Mr. Specter, Pennsylvania's longest serving senator, used the 2,600-word speech, read from a series of notecards, to condemn the partisan rancor that has polarized and gridlocked the Senate.

Mr. Specter was one of a dwindling number of moderate Republicans before he was chased from his party for backing President Barack Obama's stimulus package in early 2009. He noted in the speech the primary defeats of Sen. Robert Bennett, R-Utah, and of Sens. Lisa Murkowski, R-Alaska, and Joseph Lieberman, I-Conn., who recovered to win general election contests.

He neglected to mention his own defeat to Rep. Joe Sestak in this year's Democratic primary. Pat Toomey, a conservative Republican who helped run Mr. Specter out of the party, will take over the seat next month.

"Eating or defeating your own is a form of sophisticated cannibalism," Mr. Specter said.

He argued for reform of Senate procedures, forcing senators to actually speak when they filibuster -- rather than merely threaten it to stop a bill in its tracks until it can cross the 60-vote threshold. Mr. Specter also reprised an idea he pitched in previous years to remove the 60-vote barrier for executive or judicial nominations.

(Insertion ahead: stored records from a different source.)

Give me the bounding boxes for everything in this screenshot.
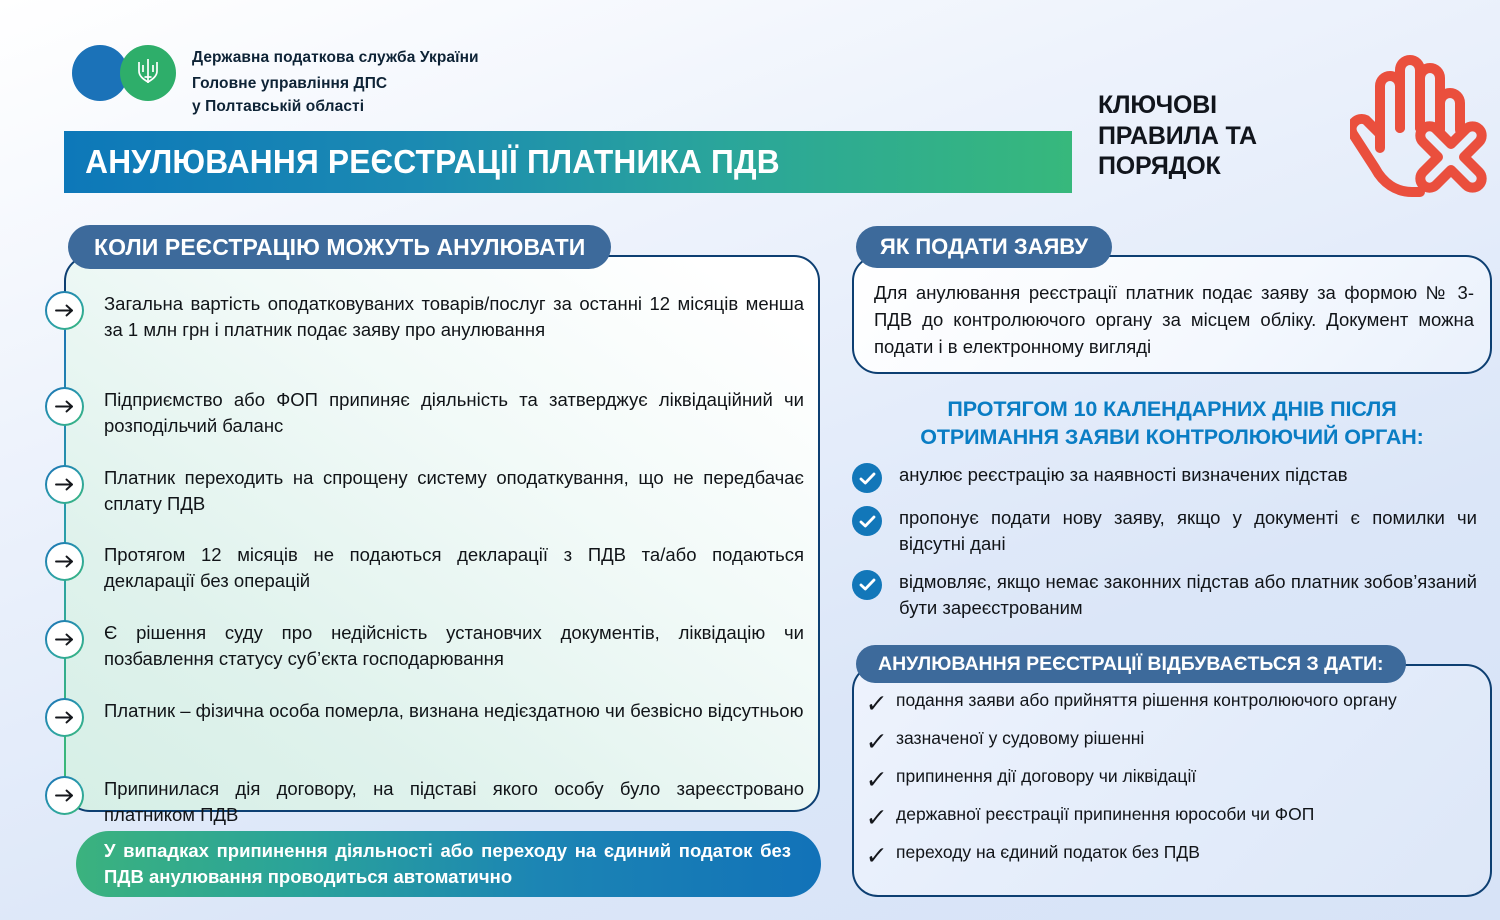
list-item [64, 542, 804, 595]
hand-stop-x-icon [1350, 48, 1500, 203]
brand-header [72, 42, 479, 118]
main-title-bar [64, 131, 1072, 193]
list-item [64, 387, 804, 440]
deadline-heading-line-2: ОТРИМАННЯ ЗАЯВИ КОНТРОЛЮЮЧИЙ ОРГАН: [920, 424, 1424, 449]
list-item [64, 776, 804, 829]
list-item-text: зазначеної у судовому рішенні [896, 728, 1145, 748]
org-department-line1: Головне управління ДПС [192, 75, 388, 93]
deadline-actions-list [852, 462, 1497, 633]
effective-date-list [866, 688, 1486, 878]
main-title: АНУЛЮВАННЯ РЕЄСТРАЦІЇ ПЛАТНИКА ПДВ [85, 143, 780, 180]
when-cancel-list [64, 265, 824, 826]
arrow-right-icon [45, 698, 84, 737]
org-department [192, 73, 479, 118]
list-item-text: відмовляє, якщо немає законних підстав або платник зобов’язаний бути зареєстрованим [899, 570, 1477, 618]
check-circle-icon [852, 570, 882, 600]
brand-text [192, 42, 479, 118]
key-rules-line-1: КЛЮЧОВІ [1098, 91, 1217, 119]
list-item [866, 764, 1486, 792]
automatic-cancellation-banner [76, 831, 821, 897]
effective-date-heading: АНУЛЮВАННЯ РЕЄСТРАЦІЇ ВІДБУВАЄТЬСЯ З ДАТИ: [856, 645, 1406, 683]
arrow-right-icon [45, 291, 84, 330]
check-circle-icon [852, 506, 882, 536]
list-item [852, 462, 1497, 493]
logo-circle-green [120, 45, 176, 101]
when-cancel-heading: КОЛИ РЕЄСТРАЦІЮ МОЖУТЬ АНУЛЮВАТИ [68, 225, 611, 269]
check-mark-icon: ✓ [864, 727, 889, 756]
list-item-text: Підприємство або ФОП припиняє діяльність та затверджує ліквідаційний чи розподільчий баланс [104, 389, 804, 437]
list-item-text: подання заяви або прийняття рішення контролюючого органу [896, 690, 1397, 710]
key-rules-line-3: ПОРЯДОК [1098, 152, 1221, 180]
list-item [64, 465, 804, 518]
list-item-text: Протягом 12 місяців не подаються декларації з ПДВ та/або подаються декларації без операцій [104, 544, 804, 592]
deadline-heading-line-1: ПРОТЯГОМ 10 КАЛЕНДАРНИХ ДНІВ ПІСЛЯ [947, 397, 1397, 421]
org-name: Державна податкова служба України [192, 49, 479, 66]
arrow-right-icon [45, 465, 84, 504]
list-item-text: Загальна вартість оподатковуваних товарів/послуг за останні 12 місяців менша за 1 млн грн і платник подає заяву про анулювання [104, 293, 804, 341]
check-circle-icon [852, 463, 882, 493]
list-item [866, 802, 1486, 830]
arrow-right-icon [45, 542, 84, 581]
how-to-apply-body: Для анулювання реєстрації платник подає заяву за формою № 3-ПДВ до контролюючого органу за місцем обліку. Документ можна подати і в електронному вигляді [874, 282, 1474, 357]
list-item-text: Платник – фізична особа померла, визнана недієздатною чи безвісно відсутньою [104, 700, 804, 721]
list-item [64, 698, 804, 724]
key-rules-heading [1098, 90, 1338, 182]
list-item-text: Платник переходить на спрощену систему оподаткування, що не передбачає сплату ПДВ [104, 467, 804, 515]
list-item-text: переходу на єдиний податок без ПДВ [896, 842, 1200, 862]
key-rules-line-2: ПРАВИЛА ТА [1098, 121, 1257, 150]
deadline-heading [852, 396, 1492, 452]
list-item-text: пропонує подати нову заяву, якщо у документі є помилки чи відсутні дані [899, 507, 1477, 554]
list-item-text: анулює реєстрацію за наявності визначених підстав [899, 464, 1348, 485]
check-mark-icon: ✓ [864, 841, 889, 870]
arrow-right-icon [45, 387, 84, 426]
list-item [64, 291, 804, 344]
arrow-right-icon [45, 620, 84, 659]
list-item [866, 688, 1486, 716]
list-item-text: Є рішення суду про недійсність установчих документів, ліквідацію чи позбавлення статусу суб’єкта господарювання [104, 622, 804, 670]
check-mark-icon: ✓ [864, 803, 889, 832]
check-mark-icon: ✓ [864, 689, 889, 718]
arrow-right-icon [45, 776, 84, 815]
list-item [852, 505, 1497, 557]
check-mark-icon: ✓ [864, 765, 889, 794]
trident-icon [135, 56, 161, 91]
how-to-apply-heading: ЯК ПОДАТИ ЗАЯВУ [856, 226, 1112, 268]
org-department-line2: у Полтавській області [192, 97, 365, 115]
list-item [64, 620, 804, 673]
dps-logo [72, 45, 176, 101]
list-item [866, 840, 1486, 868]
list-item [866, 726, 1486, 754]
list-item [852, 569, 1497, 621]
automatic-cancellation-text: У випадках припинення діяльності або переходу на єдиний податок без ПДВ анулювання проводиться автоматично [104, 840, 791, 887]
list-item-text: державної реєстрації припинення юрособи чи ФОП [896, 804, 1315, 824]
list-item-text: Припинилася дія договору, на підставі якого особу було зареєстровано платником ПДВ [104, 778, 804, 826]
list-item-text: припинення дії договору чи ліквідації [896, 766, 1197, 786]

"Important positions are left open for months, including judicial nominees with emergency backlogs," he said.

Mr. Specter weaved in anecdotes and accomplishments from his Senate career, from peace-brokering visits to Syria to funding fights for the National Institutes of Health.

But most of all he wanted to communicate to his colleagues -- dozens of whom, including several Republicans, sat in rapt attendance -- the shortcomings of the Senate and his prescriptions for improvement.

Mr. Specter closed with optimism that his pleas for civility and bipartisanship would be realized. The vision stemmed in part from Ms. Murkowski's successful write-in bid for re-election.

"By bouncing back and winning, Senator Murkowski demonstrated that a moderate/centrist can win by informing and arousing the general electorate," Mr. Specter said. "Her victory proves that America still wants to be and can be governed by the center."